Encerrando o mês de setembro, o Cress Entrevista aborda uma temática que ainda é tabu social: o suicídio. A campanha Setembro Amarelo pretende conscientizar para o problema, debatendo-o e prevenindo-o numa abordagem multidisciplinar. Nesta edição, conversamos com o professor Luiz Júnio Almeida, assistente social e professor da Universidade do Estado do RN (Uern). Especialista em Educação e Contemporaneidade, ele supervisiona grupos de estágio e orienta monografias na área de saúde mental, além de dar palestras sobre o tema.

Luiz Júnio explica a relação das problemáticas sociais com o suicídio, que vão além do aspecto emocional, e fala também sobre saúde mental e reforma psiquiátrica.
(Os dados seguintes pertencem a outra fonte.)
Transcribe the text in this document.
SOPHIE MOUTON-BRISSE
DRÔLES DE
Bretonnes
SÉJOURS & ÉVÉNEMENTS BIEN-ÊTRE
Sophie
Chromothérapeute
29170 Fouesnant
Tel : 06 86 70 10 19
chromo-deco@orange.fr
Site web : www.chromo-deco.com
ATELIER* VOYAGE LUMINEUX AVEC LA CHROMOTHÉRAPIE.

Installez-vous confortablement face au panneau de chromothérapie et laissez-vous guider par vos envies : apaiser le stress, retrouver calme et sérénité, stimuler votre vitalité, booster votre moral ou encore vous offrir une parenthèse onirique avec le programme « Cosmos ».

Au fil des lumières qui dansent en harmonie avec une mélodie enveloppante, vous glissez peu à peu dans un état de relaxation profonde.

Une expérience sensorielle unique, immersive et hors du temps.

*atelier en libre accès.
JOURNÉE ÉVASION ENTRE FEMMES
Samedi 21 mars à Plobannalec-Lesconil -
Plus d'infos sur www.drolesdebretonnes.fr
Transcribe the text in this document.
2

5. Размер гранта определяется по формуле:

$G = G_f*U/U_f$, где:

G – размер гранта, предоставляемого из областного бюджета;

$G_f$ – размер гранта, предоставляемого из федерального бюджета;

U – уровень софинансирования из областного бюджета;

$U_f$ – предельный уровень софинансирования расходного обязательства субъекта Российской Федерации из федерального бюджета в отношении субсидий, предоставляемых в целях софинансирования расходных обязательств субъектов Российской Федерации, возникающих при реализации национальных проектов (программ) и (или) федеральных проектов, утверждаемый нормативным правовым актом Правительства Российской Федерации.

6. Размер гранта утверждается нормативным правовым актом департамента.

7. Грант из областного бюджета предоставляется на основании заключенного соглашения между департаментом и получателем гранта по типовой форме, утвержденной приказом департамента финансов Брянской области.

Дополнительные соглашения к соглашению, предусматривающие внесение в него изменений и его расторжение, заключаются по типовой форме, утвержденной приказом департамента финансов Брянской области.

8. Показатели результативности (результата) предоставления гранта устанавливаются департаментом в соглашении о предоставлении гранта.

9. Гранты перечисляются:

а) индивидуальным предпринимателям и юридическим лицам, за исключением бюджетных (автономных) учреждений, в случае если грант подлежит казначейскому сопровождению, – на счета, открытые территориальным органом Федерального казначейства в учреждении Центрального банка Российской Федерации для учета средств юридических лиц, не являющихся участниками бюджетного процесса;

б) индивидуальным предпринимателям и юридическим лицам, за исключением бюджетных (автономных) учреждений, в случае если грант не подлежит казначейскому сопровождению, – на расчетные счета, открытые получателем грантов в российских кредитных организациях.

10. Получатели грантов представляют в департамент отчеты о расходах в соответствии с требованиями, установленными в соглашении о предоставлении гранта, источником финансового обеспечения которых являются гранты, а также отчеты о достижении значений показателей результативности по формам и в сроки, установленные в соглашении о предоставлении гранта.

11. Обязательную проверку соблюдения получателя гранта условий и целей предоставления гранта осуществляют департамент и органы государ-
Segundo ele, o Brasil está entre os 10 países do mundo em que mais se comete suicídio. “Numa equipe multidisciplinar, é de suma importância a intervenção do/a assistente social, visando a prevenção e explicitando essas expressões que muitas vezes estão invisibilizadas, culpabilizando na maioria das vezes o sujeito que comete o suicídio”, afirmou.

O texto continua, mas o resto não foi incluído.